NEW DELHI (REUTERS) – Suhu selama musim hujan India telah meningkat abad ini dan negara itu dapat melihat gelombang panas yang lebih sering di masa depan, kata pemerintah pada Rabu (3 Agustus), tetapi menambahkan kematian terkait panas telah turun dalam beberapa tahun terakhir.
India mengalami Maret terpanas dalam lebih dari satu abad tahun ini dan suhu luar biasa tinggi pada bulan April dan Mei juga, terutama disalahkan pada perubahan iklim. Pemerintah mengatakan gelombang panas biasa terjadi terutama antara April dan Juni.
“Suhu rata-rata selama musim hujan ditemukan meningkat dalam dua dekade terakhir,” kata menteri ilmu pengetahuan dan teknologi dan ilmu bumi India, Dr Jitendra Singh, kepada Parlemen.
“Pemanasan Samudra Hindia tropis dan peristiwa El Nino yang lebih sering di masa depan dapat menyebabkan gelombang panas yang lebih sering dan tahan lama di India.”
El Nino ditandai dengan pemanasan suhu permukaan laut di Pasifik.

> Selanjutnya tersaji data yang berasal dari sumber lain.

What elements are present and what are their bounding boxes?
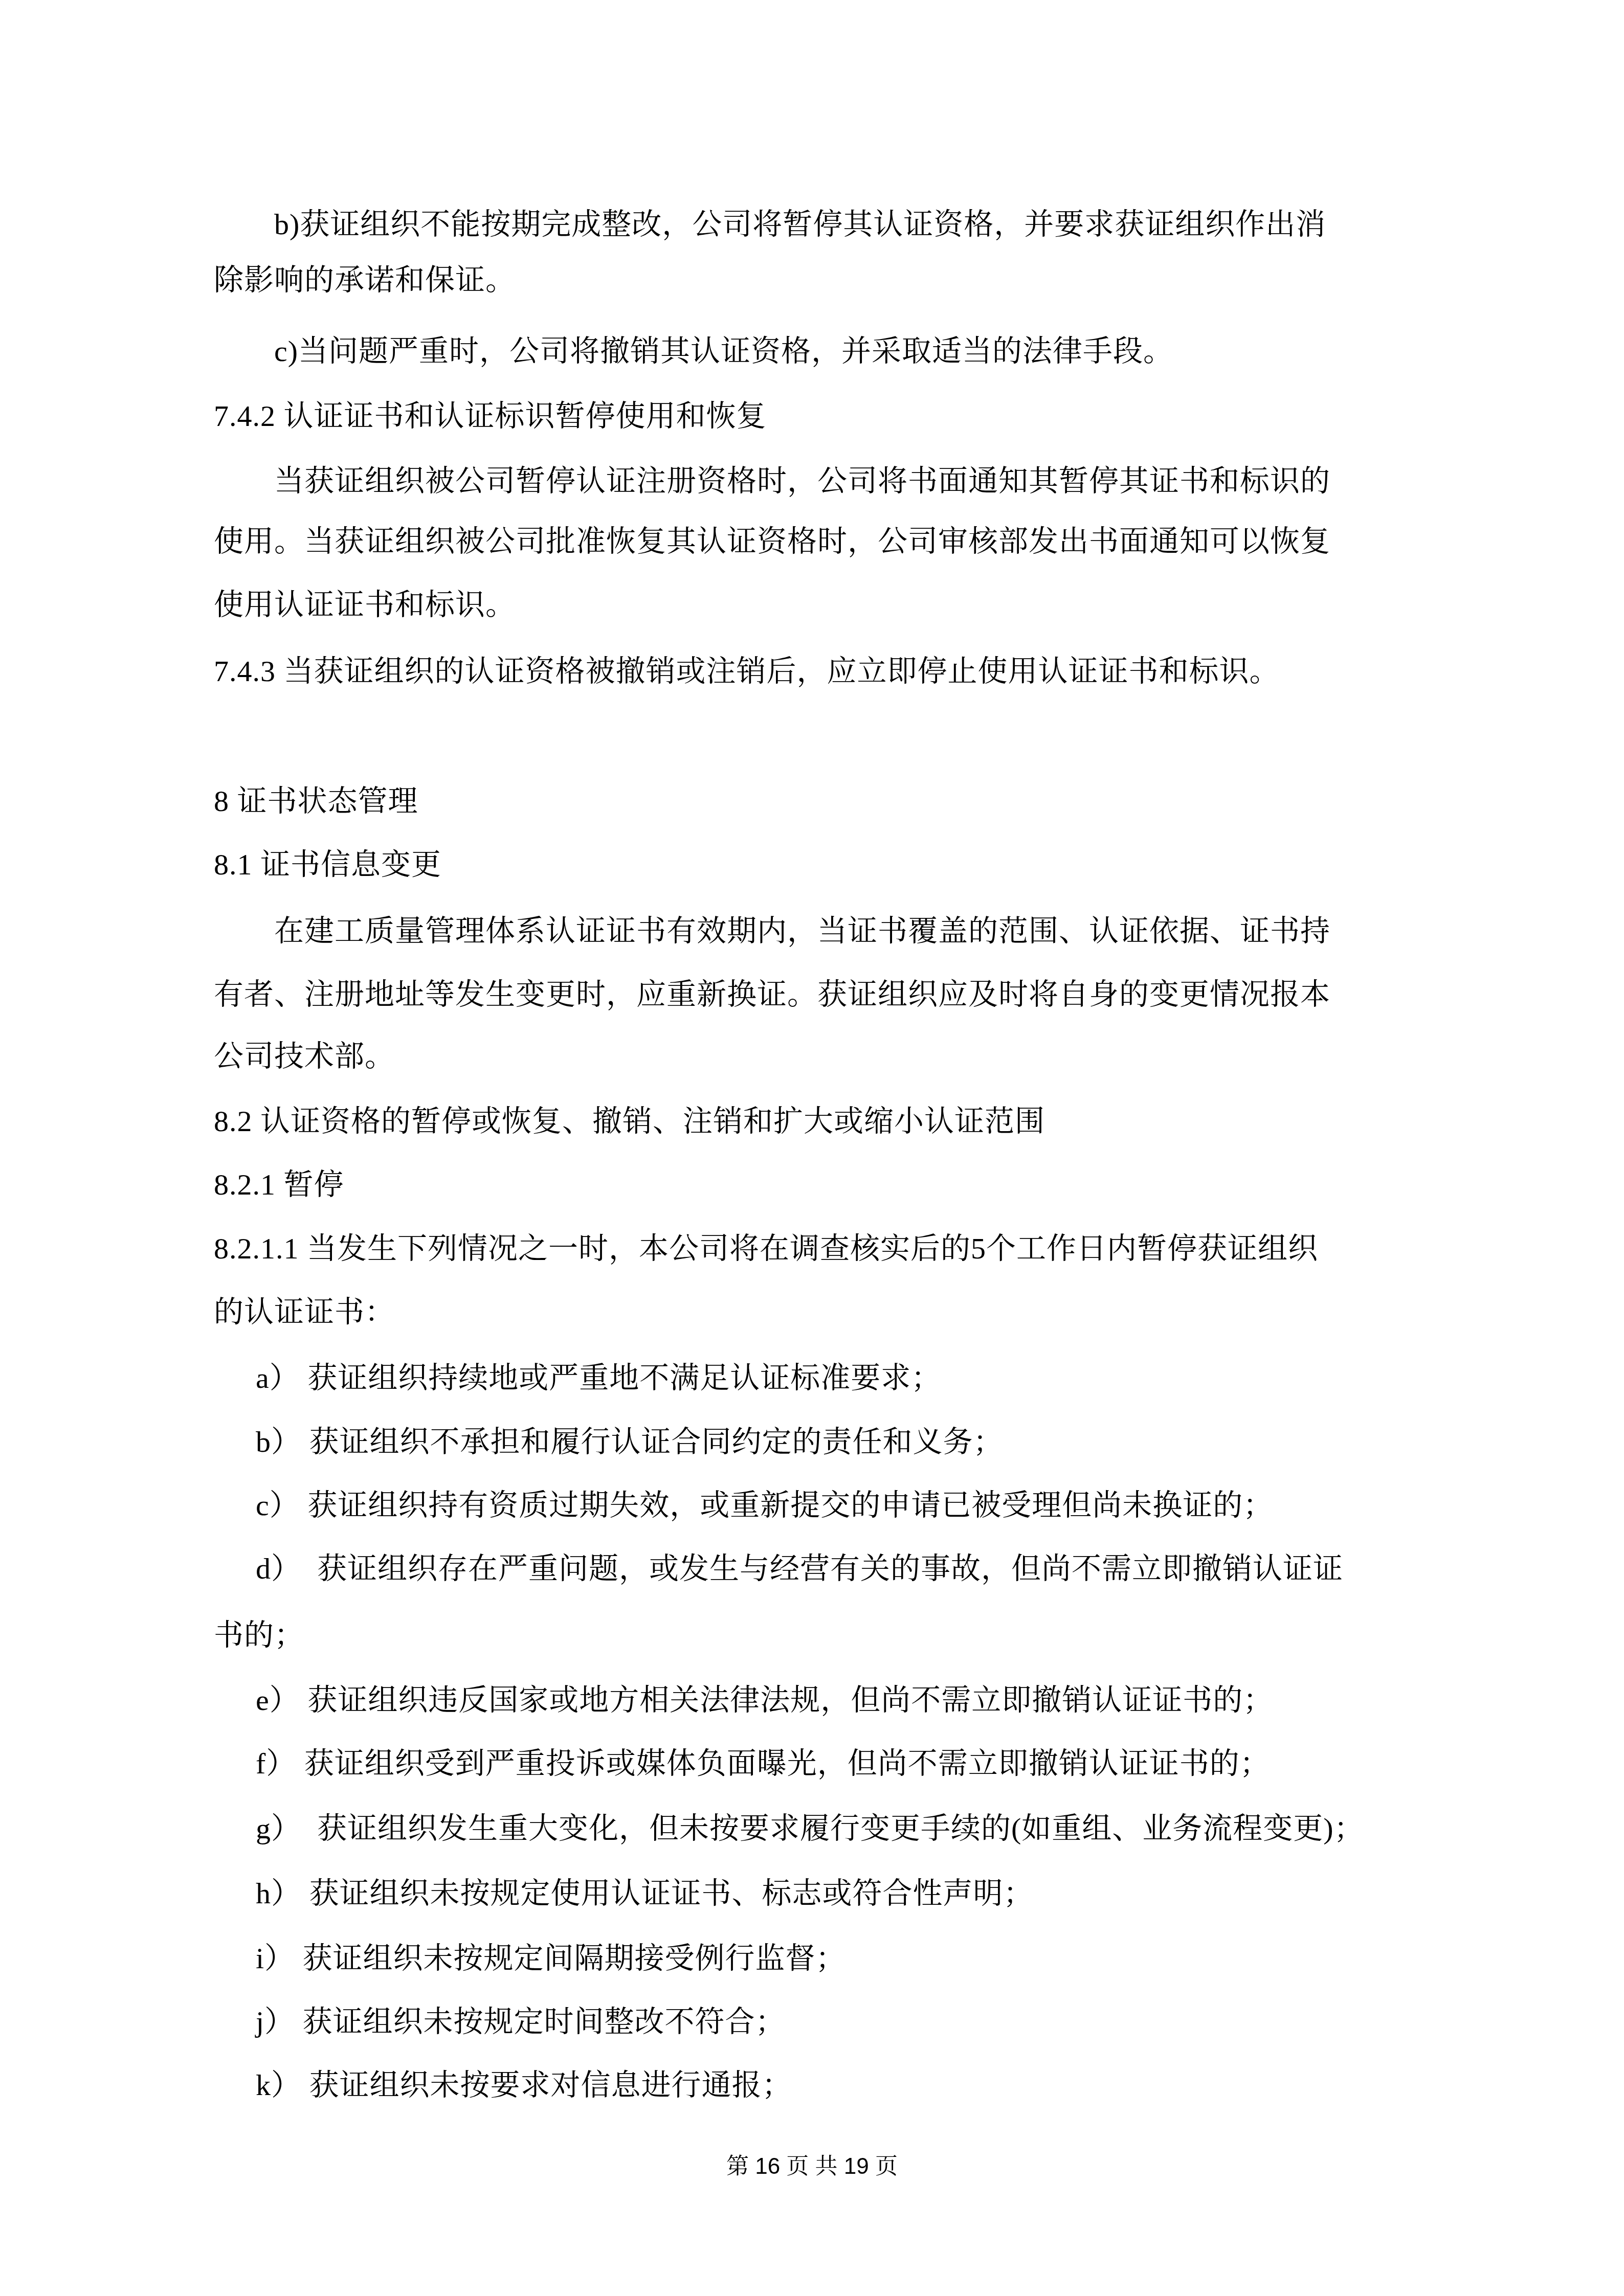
text-line: 8.2.1.1 当发生下列情况之一时，本公司将在调查核实后的5个工作日内暂停获证… [214,1228,1318,1269]
text-line: 7.4.2 认证证书和认证标识暂停使用和恢复 [214,396,767,437]
text-line: e） 获证组织违反国家或地方相关法律法规，但尚不需立即撤销认证证书的； [256,1680,1273,1721]
text-line: b） 获证组织不承担和履行认证合同约定的责任和义务； [256,1422,1004,1462]
text-line: 使用。当获证组织被公司批准恢复其认证资格时，公司审核部发出书面通知可以恢复 [214,521,1330,562]
text-line: 8.2.1 暂停 [214,1164,344,1205]
text-line: 除影响的承诺和保证。 [214,260,516,301]
text-line: a） 获证组织持续地或严重地不满足认证标准要求； [256,1358,941,1399]
text-line: 有者、注册地址等发生变更时，应重新换证。获证组织应及时将自身的变更情况报本 [214,974,1330,1015]
page-footer: 第 16 页 共 19 页 [0,2151,1624,2182]
text-line: h） 获证组织未按规定使用认证证书、标志或符合性声明； [256,1873,1034,1914]
text-line: j） 获证组织未按规定时间整改不符合； [256,2001,786,2042]
text-line: k） 获证组织未按要求对信息进行通报； [256,2065,792,2106]
text-line: c） 获证组织持有资质过期失效，或重新提交的申请已被受理但尚未换证的； [256,1485,1273,1526]
text-line: f） 获证组织受到严重投诉或媒体负面曝光，但尚不需立即撤销认证证书的； [256,1743,1270,1784]
text-line: g） 获证组织发生重大变化，但未按要求履行变更手续的(如重组、业务流程变更)； [256,1808,1364,1849]
text-line: 使用认证证书和标识。 [214,584,516,625]
text-line: 的认证证书： [214,1292,395,1333]
text-line: 书的； [214,1615,304,1656]
text-line: d） 获证组织存在严重问题，或发生与经营有关的事故，但尚不需立即撤销认证证 [256,1548,1343,1589]
text-line: i） 获证组织未按规定间隔期接受例行监督； [256,1938,846,1979]
text-line: 公司技术部。 [214,1036,395,1077]
text-line: 在建工质量管理体系认证证书有效期内，当证书覆盖的范围、认证依据、证书持 [274,911,1330,952]
text-line: 8 证书状态管理 [214,781,418,822]
page-number-label: 第 16 页 共 19 页 [726,2154,898,2179]
text-line: 8.1 证书信息变更 [214,844,441,885]
text-line: 7.4.3 当获证组织的认证资格被撤销或注销后，应立即停止使用认证证书和标识。 [214,651,1280,692]
text-line: b)获证组织不能按期完成整改，公司将暂停其认证资格，并要求获证组织作出消 [274,204,1326,245]
text-line: 8.2 认证资格的暂停或恢复、撤销、注销和扩大或缩小认证范围 [214,1101,1045,1142]
document-page: b)获证组织不能按期完成整改，公司将暂停其认证资格，并要求获证组织作出消除影响的… [0,0,1624,2296]
text-line: 当获证组织被公司暂停认证注册资格时，公司将书面通知其暂停其证书和标识的 [274,461,1330,502]
text-line: c)当问题严重时，公司将撤销其认证资格，并采取适当的法律手段。 [274,331,1173,372]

Ini menyebabkan hujan lebat dan banjir di Amerika Selatan dan cuaca terik di Asia dan bahkan Afrika timur.
Dr Singh mengatakan suhu rata-rata India selama musim hujan Juni-September naik menjadi hampir 28,4 derajat C tahun lalu dari kurang dari 28 derajat C pada tahun 2001.
Kematian akibat gelombang panas, bagaimanapun, telah turun dalam beberapa tahun terakhir, menurut data yang diberikan oleh Dr Singh kepada anggota parlemen yang mengutip laporan surat kabar.
Untuk tahun ini hingga Juli, India mencatat 24 kematian seperti itu, dibandingkan tidak ada untuk sepanjang tahun lalu, dan 25 pada tahun 2020. Itu dibandingkan dengan tertinggi multi-tahun 505 kematian pada 2019.
Menteri tidak mengatakan mengapa ada lebih sedikit korban jiwa dalam beberapa tahun terakhir, tetapi seorang pejabat pemerintah sebelumnya mengatakan kepada Reuters bahwa sebagian besar negara bagian India sekarang memiliki rencana yang siap untuk mengubah waktu kantor dan sekolah serta jam kerja bagi pekerja untuk menghindari waktu terpanas dalam sehari, dalam upaya untuk mengurangi paparan.
Organisasi Kesehatan Dunia mengatakan bahwa dari 1998-2017, lebih dari 166.000 orang meninggal karena gelombang panas secara global. Dikatakan bahwa antara 2030 dan 2050, perubahan iklim diperkirakan akan menyebabkan sekitar 250.000 kematian tambahan per tahun akibat kekurangan gizi, malaria, diare dan tekanan panas.